It's not easy being a special ed teacher. All teachers face their own set of challenges, but for special ed teachers, those challenges can be even more advanced. The challenges, however, are also backed by their own unique set of rewards. If you're a special ed teacher, many of these scenarios will seem all too familiar.
Heaps of Paperwork
Every child in the classroom comes with an Individualized Education Plan (IEP). There are behaviors to document, medication changes, and often, a different lesson plan to keep up with every child. Teachers deal with a wide range of paperwork on a daily basis, but special education teachers need their own filing room! That paperwork, however, also comes with a blessing: it makes it easier to track students' progress over time and see just how far they've come.

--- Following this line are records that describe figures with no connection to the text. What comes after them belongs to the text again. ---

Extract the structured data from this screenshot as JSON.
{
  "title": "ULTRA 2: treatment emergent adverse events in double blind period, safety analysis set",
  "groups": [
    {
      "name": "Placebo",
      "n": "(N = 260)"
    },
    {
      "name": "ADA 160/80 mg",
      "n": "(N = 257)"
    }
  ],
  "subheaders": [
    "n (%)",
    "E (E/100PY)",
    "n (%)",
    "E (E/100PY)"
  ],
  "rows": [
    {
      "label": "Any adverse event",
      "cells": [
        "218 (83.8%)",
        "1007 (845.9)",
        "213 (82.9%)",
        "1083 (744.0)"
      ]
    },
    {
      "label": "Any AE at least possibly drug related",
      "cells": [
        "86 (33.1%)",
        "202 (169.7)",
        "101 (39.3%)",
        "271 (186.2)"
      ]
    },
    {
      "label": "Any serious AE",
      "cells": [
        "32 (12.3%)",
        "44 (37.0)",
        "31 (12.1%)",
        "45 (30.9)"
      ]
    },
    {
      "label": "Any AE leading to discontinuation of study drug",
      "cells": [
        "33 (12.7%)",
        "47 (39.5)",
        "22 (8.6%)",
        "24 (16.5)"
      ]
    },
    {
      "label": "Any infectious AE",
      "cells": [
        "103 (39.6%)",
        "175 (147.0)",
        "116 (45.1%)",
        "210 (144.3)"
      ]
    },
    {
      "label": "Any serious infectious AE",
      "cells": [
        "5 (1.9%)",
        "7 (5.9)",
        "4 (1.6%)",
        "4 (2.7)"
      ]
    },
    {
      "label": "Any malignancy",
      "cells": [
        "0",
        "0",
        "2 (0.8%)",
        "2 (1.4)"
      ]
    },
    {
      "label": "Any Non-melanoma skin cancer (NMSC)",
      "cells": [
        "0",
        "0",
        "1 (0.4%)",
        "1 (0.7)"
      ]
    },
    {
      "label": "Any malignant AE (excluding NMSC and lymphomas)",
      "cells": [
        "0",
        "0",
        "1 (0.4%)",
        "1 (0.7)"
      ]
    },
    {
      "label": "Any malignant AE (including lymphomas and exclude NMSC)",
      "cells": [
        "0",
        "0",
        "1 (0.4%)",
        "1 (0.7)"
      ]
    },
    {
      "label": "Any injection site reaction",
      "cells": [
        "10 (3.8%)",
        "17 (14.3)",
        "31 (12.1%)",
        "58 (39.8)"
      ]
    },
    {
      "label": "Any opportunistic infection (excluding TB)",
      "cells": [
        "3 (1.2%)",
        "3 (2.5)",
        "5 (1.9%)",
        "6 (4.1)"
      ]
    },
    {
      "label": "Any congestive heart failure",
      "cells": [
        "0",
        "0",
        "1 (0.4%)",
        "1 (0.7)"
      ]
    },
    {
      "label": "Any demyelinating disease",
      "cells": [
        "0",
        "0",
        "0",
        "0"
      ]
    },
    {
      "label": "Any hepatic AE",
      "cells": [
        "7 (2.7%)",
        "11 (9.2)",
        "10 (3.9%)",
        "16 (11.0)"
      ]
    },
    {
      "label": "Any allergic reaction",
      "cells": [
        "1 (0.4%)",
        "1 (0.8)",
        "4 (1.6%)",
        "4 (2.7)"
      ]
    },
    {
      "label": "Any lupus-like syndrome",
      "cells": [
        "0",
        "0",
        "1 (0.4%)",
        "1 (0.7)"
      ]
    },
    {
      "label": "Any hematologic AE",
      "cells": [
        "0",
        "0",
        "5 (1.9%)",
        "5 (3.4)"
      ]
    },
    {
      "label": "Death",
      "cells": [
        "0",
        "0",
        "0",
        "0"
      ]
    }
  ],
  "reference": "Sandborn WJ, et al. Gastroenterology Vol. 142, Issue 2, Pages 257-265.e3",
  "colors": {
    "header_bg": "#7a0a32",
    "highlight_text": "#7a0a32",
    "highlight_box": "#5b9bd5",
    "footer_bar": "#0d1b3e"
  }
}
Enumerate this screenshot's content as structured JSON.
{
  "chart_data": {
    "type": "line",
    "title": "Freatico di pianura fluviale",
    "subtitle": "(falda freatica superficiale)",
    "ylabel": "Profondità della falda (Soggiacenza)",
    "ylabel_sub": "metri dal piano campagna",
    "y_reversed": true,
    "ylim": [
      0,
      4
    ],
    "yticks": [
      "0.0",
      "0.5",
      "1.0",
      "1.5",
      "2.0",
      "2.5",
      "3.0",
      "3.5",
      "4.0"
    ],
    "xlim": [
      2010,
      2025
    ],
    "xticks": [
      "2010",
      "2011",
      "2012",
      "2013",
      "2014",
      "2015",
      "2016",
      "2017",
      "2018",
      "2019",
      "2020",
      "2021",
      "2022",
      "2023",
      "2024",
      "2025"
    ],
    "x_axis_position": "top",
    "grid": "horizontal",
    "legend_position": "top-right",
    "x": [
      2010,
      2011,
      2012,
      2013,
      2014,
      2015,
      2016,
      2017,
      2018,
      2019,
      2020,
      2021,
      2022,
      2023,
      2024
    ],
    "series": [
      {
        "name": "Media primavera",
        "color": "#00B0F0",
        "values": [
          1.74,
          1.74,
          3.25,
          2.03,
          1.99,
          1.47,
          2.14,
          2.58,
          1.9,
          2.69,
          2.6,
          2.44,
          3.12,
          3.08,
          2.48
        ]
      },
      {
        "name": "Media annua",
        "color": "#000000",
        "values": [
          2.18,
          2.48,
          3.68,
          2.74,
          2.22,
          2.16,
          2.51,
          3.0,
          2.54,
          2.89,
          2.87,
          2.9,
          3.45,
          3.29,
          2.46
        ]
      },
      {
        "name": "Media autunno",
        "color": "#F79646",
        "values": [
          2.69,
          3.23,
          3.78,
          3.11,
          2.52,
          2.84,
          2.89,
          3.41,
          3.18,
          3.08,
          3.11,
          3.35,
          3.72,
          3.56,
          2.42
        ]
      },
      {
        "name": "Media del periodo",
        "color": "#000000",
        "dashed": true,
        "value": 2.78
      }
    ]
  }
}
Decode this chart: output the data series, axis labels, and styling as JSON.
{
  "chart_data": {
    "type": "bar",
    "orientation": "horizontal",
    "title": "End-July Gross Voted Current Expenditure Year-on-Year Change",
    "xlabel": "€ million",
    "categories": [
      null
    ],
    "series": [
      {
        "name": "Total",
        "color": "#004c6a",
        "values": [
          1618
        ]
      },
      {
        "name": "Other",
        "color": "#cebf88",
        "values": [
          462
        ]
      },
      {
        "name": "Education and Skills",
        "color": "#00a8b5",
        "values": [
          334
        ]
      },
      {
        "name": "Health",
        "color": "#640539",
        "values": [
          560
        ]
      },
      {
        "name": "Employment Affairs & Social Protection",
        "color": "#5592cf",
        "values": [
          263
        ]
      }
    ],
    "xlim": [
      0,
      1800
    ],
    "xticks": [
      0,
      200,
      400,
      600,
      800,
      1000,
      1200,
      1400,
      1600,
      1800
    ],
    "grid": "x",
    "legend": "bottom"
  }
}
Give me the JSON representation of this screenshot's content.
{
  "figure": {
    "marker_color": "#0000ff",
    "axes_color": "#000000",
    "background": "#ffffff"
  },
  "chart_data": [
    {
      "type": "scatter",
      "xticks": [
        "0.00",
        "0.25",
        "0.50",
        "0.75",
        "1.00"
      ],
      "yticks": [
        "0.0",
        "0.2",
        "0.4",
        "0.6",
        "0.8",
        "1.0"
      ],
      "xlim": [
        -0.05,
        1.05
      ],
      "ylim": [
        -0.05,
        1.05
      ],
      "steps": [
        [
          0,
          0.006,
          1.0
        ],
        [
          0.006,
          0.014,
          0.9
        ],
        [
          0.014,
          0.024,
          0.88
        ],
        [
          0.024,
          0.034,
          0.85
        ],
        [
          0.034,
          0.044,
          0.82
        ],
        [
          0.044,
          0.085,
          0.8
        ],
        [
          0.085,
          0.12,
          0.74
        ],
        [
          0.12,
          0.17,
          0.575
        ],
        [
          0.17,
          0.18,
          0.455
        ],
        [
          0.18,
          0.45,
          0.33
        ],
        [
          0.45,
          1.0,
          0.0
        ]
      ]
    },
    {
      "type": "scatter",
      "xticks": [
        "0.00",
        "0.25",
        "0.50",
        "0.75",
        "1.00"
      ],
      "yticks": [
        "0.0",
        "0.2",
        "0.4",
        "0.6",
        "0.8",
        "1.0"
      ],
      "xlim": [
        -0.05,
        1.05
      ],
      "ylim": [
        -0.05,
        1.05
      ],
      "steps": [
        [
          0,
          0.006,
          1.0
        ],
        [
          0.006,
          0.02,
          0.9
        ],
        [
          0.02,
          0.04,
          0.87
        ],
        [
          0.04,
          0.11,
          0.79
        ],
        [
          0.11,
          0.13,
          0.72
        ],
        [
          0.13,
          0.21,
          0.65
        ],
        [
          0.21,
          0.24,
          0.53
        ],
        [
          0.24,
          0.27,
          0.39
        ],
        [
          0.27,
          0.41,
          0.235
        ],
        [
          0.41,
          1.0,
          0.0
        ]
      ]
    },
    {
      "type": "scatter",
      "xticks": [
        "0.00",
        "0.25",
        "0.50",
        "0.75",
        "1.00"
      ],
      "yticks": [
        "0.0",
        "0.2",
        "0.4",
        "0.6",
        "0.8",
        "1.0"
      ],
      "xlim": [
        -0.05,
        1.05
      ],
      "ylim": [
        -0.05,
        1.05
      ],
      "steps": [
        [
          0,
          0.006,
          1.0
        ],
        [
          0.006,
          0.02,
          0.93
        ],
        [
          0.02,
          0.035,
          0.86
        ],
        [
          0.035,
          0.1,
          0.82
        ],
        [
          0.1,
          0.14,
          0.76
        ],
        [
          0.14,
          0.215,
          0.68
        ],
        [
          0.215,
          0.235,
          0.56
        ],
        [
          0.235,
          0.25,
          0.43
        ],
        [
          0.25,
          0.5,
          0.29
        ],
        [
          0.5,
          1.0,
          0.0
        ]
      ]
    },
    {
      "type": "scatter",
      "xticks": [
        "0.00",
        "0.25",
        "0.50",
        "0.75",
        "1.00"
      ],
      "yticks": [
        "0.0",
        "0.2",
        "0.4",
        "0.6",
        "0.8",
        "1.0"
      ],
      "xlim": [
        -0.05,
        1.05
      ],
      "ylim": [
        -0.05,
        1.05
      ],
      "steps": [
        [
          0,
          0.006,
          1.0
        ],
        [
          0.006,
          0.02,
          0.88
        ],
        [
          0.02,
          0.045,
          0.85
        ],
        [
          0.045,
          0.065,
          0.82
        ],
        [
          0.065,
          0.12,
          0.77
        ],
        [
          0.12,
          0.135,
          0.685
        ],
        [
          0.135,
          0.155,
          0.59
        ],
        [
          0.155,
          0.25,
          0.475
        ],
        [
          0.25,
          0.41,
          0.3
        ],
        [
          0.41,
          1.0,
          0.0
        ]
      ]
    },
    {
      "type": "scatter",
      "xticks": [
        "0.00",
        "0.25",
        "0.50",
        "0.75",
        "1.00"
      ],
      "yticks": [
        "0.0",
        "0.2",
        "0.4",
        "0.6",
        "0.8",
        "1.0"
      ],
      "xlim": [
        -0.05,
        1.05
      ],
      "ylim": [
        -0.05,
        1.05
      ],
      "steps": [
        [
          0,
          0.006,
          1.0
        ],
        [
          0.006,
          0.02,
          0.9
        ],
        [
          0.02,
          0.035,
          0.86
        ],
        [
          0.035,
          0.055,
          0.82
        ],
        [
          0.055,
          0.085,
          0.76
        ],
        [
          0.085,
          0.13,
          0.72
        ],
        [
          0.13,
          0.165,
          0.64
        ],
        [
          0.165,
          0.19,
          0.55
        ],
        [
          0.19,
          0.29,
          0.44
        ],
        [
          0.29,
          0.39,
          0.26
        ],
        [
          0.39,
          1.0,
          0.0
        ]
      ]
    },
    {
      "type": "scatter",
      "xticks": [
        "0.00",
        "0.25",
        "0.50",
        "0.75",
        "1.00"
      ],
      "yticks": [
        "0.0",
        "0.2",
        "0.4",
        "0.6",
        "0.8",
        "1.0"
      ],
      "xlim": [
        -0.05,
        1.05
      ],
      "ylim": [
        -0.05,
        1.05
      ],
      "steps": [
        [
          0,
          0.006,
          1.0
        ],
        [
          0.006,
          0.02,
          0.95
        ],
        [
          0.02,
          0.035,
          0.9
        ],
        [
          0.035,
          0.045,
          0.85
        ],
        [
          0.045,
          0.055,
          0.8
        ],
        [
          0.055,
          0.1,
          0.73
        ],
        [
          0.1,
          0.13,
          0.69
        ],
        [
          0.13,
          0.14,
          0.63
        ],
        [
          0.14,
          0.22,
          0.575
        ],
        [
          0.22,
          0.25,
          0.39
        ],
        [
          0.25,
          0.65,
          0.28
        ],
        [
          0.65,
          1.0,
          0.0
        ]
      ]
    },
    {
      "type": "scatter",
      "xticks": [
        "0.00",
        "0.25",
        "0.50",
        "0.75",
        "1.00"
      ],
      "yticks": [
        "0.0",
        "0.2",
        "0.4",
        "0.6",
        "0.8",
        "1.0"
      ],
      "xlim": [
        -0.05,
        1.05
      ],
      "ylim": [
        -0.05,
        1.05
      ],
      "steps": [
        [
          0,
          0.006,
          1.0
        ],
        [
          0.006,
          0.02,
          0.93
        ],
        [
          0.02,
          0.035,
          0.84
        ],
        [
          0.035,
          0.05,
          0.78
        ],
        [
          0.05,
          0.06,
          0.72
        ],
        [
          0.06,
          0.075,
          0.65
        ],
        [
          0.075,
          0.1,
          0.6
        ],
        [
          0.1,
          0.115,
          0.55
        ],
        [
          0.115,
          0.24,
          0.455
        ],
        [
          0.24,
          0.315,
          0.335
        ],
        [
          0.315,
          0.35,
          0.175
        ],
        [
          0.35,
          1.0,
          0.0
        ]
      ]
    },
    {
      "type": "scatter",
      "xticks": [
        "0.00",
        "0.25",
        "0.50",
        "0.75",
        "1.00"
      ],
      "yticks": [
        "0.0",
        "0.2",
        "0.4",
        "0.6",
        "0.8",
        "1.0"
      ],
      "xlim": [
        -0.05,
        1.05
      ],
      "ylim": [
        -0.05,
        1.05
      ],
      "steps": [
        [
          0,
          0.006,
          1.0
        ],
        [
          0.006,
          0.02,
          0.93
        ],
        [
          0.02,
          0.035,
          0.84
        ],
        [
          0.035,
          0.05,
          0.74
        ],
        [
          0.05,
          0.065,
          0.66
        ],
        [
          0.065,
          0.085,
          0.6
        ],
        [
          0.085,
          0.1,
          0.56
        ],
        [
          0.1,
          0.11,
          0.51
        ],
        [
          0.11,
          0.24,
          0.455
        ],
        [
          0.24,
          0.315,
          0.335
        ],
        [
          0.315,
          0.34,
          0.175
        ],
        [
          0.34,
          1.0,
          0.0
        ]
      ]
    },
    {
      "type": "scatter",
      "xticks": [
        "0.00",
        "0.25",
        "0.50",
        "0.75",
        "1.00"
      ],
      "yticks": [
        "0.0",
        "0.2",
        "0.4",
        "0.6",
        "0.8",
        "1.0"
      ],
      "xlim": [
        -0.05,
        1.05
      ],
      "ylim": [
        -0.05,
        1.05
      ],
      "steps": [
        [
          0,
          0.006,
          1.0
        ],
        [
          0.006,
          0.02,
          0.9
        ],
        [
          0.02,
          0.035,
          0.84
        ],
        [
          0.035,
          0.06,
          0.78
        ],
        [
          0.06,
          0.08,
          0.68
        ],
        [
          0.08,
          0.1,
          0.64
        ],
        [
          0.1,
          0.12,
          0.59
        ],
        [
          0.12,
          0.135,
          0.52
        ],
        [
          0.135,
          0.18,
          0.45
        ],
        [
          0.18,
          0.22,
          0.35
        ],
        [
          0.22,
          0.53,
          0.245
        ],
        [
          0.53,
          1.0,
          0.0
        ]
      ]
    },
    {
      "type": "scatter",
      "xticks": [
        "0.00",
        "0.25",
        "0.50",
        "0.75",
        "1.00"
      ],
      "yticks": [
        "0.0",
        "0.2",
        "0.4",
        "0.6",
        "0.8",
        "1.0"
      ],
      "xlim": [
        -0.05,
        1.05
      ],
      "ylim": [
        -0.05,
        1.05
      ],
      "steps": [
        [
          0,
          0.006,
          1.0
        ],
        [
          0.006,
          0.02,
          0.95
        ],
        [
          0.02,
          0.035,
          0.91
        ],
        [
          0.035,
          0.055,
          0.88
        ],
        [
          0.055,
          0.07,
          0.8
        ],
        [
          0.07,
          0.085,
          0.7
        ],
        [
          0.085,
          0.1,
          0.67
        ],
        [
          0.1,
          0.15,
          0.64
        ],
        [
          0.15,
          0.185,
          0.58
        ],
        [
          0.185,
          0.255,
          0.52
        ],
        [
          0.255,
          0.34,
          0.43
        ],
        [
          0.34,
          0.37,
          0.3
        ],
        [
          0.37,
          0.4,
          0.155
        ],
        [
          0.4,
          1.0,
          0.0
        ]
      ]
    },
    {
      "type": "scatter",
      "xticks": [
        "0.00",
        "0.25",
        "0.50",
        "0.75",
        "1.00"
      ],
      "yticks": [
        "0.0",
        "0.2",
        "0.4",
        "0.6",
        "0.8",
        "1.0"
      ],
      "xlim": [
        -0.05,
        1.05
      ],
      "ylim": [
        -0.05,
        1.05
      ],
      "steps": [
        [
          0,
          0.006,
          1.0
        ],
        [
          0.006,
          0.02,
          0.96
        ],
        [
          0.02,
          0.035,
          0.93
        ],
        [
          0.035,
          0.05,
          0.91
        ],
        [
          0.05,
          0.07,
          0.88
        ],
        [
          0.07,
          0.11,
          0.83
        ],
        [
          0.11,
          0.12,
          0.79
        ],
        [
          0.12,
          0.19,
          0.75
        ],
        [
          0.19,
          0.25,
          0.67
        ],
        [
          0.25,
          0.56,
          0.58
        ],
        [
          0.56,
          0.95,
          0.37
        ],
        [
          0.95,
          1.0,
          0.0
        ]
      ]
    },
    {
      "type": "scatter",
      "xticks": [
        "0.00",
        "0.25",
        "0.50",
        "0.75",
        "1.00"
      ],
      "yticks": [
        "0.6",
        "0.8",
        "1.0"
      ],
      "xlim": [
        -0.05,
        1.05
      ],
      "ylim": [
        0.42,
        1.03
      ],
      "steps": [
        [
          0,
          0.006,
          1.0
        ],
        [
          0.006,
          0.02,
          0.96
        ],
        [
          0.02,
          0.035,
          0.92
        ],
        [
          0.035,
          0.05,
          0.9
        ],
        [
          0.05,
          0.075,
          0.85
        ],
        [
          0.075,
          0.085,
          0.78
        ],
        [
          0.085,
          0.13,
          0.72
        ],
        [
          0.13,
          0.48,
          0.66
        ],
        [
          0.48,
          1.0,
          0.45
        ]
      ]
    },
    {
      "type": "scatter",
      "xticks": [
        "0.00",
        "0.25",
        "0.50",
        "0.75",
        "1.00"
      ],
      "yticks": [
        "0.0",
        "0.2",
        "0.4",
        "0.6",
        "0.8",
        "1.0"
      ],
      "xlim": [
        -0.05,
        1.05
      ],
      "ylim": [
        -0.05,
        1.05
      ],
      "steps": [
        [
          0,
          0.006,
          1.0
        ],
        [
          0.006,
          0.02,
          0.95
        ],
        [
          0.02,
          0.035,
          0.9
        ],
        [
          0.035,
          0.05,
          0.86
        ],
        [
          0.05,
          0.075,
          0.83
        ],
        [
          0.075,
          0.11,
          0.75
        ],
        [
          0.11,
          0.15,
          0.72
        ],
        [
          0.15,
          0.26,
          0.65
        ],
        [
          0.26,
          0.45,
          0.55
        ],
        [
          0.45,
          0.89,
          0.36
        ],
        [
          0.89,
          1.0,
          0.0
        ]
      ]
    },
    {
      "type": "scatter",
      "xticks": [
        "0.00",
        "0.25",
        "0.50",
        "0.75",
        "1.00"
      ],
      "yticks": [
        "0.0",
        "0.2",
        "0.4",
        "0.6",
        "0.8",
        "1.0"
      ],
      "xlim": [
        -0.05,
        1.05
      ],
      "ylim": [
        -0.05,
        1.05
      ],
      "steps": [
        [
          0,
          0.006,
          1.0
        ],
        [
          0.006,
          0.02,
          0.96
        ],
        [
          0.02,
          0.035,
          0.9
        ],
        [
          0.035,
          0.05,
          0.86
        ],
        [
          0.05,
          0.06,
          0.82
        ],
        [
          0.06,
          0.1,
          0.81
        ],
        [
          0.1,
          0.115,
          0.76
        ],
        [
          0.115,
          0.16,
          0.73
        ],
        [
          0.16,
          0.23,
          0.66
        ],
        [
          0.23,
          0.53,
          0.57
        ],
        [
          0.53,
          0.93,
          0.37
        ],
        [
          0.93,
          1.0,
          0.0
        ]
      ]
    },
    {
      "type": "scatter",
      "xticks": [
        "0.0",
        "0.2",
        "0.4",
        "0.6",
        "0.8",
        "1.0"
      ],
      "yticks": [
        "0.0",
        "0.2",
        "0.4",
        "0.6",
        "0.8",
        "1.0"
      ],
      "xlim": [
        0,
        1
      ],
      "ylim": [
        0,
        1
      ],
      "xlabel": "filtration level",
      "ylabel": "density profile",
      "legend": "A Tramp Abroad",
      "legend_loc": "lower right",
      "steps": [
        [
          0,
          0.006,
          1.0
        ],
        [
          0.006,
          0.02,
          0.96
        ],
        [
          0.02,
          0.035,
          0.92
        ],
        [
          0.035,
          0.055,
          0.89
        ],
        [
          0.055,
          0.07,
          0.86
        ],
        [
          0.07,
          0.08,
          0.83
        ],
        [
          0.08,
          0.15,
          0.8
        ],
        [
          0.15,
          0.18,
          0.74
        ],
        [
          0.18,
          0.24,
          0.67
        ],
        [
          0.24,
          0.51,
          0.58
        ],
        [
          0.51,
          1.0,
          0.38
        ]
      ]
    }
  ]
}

Meetings on a Regular Basis
Meetings disrupt the school day and even make it necessary for teachers to come in early and stay late. Unfortunately, special ed teachers find their weeks filled with meetings on a regular basis. Those meetings, however, are a chance to check in and see what differences the parents and regular classroom teachers have noticed for students who are slowly making progress.
Under Constant Scrutiny
Someone is always watching to make sure the job is done right--and they're not happy with the way it's been done, even if it's showing results. Special education teachers must be accountable for everything they do: for the good days, the bad days, and the progress (or lack thereof) of every child in the room. Knowing that they're being watched, however, helps keep that drive burning even when they're having a rough day or struggling to keep on task.
Special education teachers have it rough--but they also have the opportunity to impact young minds in an incredible way. They help shape their students in ways that other teachers might not be able to imagine, developing deep relationships with them that often stand the test of time.